Начиная с того дня, куда бы Ноэлли ни отправлялась, за ней неизменно был хвост. Сперва это ей только казалось. Просто возникало предчувствие, что за ней кто-то наблюдает. Тогда Ноэлли оборачивалась и замечала в толпе неприятного типа с немецкой внешностью в штатском, который как будто бы не обращал на нее внимания. Через некоторое время у нее вновь закрадывалось подозрение, что за ней следят. Теперь уже появлялся другой субъект, похожий на немца, но гораздо моложе первого. Каждый раз рядом с ней оказывался новый шпик. Несмотря на то что все они носили штатскую одежду, отличить их не представляло большого труда. На лице у них было написано безграничное презрение к французам, чувство собственного превосходства и крайняя жестокость – безошибочные признаки принадлежности к гестапо.

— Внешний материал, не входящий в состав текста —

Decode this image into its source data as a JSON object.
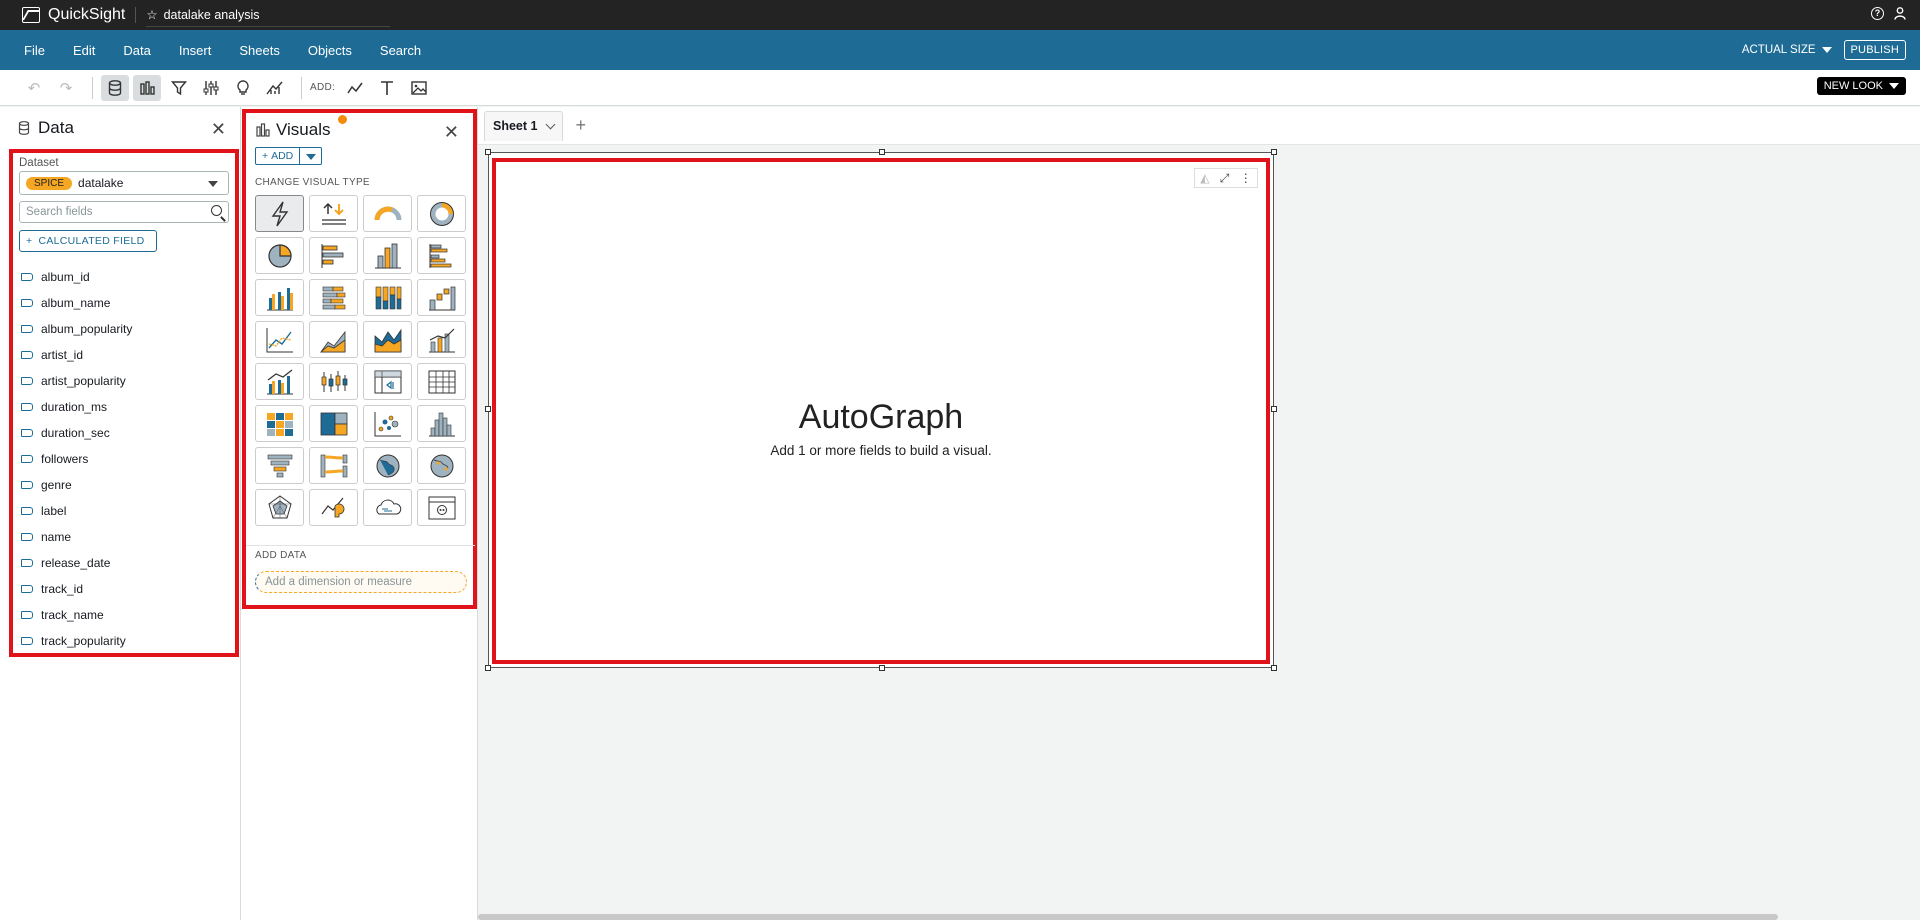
{
  "app": {
    "name": "QuickSight",
    "analysis_title": "datalake analysis"
  },
  "menubar": {
    "items": [
      "File",
      "Edit",
      "Data",
      "Insert",
      "Sheets",
      "Objects",
      "Search"
    ],
    "actual_size": "ACTUAL SIZE",
    "publish": "PUBLISH"
  },
  "toolbar": {
    "add_label": "ADD:",
    "new_look": "NEW LOOK"
  },
  "data_panel": {
    "title": "Data",
    "dataset_label": "Dataset",
    "spice_badge": "SPICE",
    "dataset_name": "datalake",
    "search_placeholder": "Search fields",
    "calculated_field": "CALCULATED FIELD",
    "fields": [
      "album_id",
      "album_name",
      "album_popularity",
      "artist_id",
      "artist_popularity",
      "duration_ms",
      "duration_sec",
      "followers",
      "genre",
      "label",
      "name",
      "release_date",
      "track_id",
      "track_name",
      "track_popularity"
    ]
  },
  "visuals_panel": {
    "title": "Visuals",
    "add_button": "ADD",
    "change_type_label": "CHANGE VISUAL TYPE",
    "add_data_label": "ADD DATA",
    "drop_placeholder": "Add a dimension or measure"
  },
  "sheets": {
    "tabs": [
      "Sheet 1"
    ]
  },
  "visual": {
    "title": "AutoGraph",
    "subtitle": "Add 1 or more fields to build a visual."
  },
  "colors": {
    "accent": "#1e6c96",
    "highlight": "#e0131a",
    "spice": "#f5a623",
    "topbar": "#232323"
  }
}
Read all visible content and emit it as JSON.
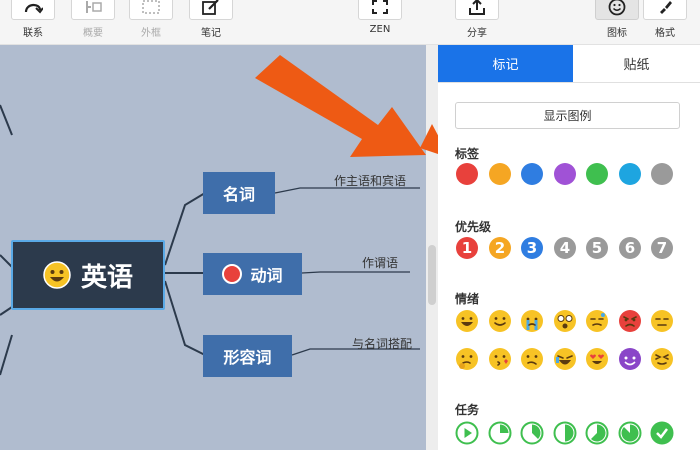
{
  "toolbar": {
    "items": [
      {
        "label": "联系",
        "icon": "relation-icon",
        "enabled": true
      },
      {
        "label": "概要",
        "icon": "summary-icon",
        "enabled": false
      },
      {
        "label": "外框",
        "icon": "boundary-icon",
        "enabled": false
      },
      {
        "label": "笔记",
        "icon": "note-icon",
        "enabled": true
      },
      {
        "label": "ZEN",
        "icon": "zen-icon",
        "enabled": true
      },
      {
        "label": "分享",
        "icon": "share-icon",
        "enabled": true
      },
      {
        "label": "图标",
        "icon": "emoji-icon",
        "enabled": true,
        "active": true
      },
      {
        "label": "格式",
        "icon": "format-brush-icon",
        "enabled": true
      }
    ]
  },
  "mindmap": {
    "root": "英语",
    "nodes": [
      {
        "label": "名词",
        "note": "作主语和宾语"
      },
      {
        "label": "动词",
        "note": "作谓语"
      },
      {
        "label": "形容词",
        "note": "与名词搭配"
      }
    ]
  },
  "panel": {
    "tabs": [
      "标记",
      "贴纸"
    ],
    "legend_button": "显示图例",
    "sections": {
      "labels": "标签",
      "priority": "优先级",
      "emotion": "情绪",
      "task": "任务"
    },
    "label_colors": [
      "#e8413c",
      "#f5a623",
      "#2f7de1",
      "#a052d6",
      "#3fbf4f",
      "#1ea5e0",
      "#9a9a9a"
    ],
    "priority_colors": [
      "#e8413c",
      "#f5a623",
      "#2f7de1",
      "#9a9a9a",
      "#9a9a9a",
      "#9a9a9a",
      "#9a9a9a"
    ],
    "priority_numbers": [
      "1",
      "2",
      "3",
      "4",
      "5",
      "6",
      "7"
    ],
    "task_progress": [
      0,
      0.25,
      0.375,
      0.5,
      0.625,
      0.875,
      1
    ],
    "colors": {
      "accent": "#1a73e8",
      "node": "#3f6eaa",
      "root": "#2c3a4c",
      "canvas": "#b0bccf",
      "task": "#3fbf4f"
    }
  }
}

Ноэлли не стала рассказывать об этом Готье, поскольку считала, что не стоит еще больше беспокоить его. Обыск, произведенный гестаповцами в его квартире, сильно подействовал ему на нервы. Готье постоянно твердил, что при желании немцы могут поставить крест на их карьере, и Ноэлли признавала его правоту. Достаточно было почитать газеты, чтобы убедиться, что немцы не знают жалости к врагам. Несколько раз звонил генерал Шайдер и просил передать об этом Ноэлли, но она не обращала внимания на его домогательства. Разумеется, актриса не хотела ссориться с немцами, но и дружить с ними тоже не собиралась. Ноэлли решила вести себя с ними, как Швейцария, – соблюдать нейтралитет. Пусть исраэли кацы всего мира сами заботятся о себе. Правда, Ноэлли все-таки слегка интересовало, в чем же состояла просьба Каца, но она не имела ни малейшего желания связываться с ним.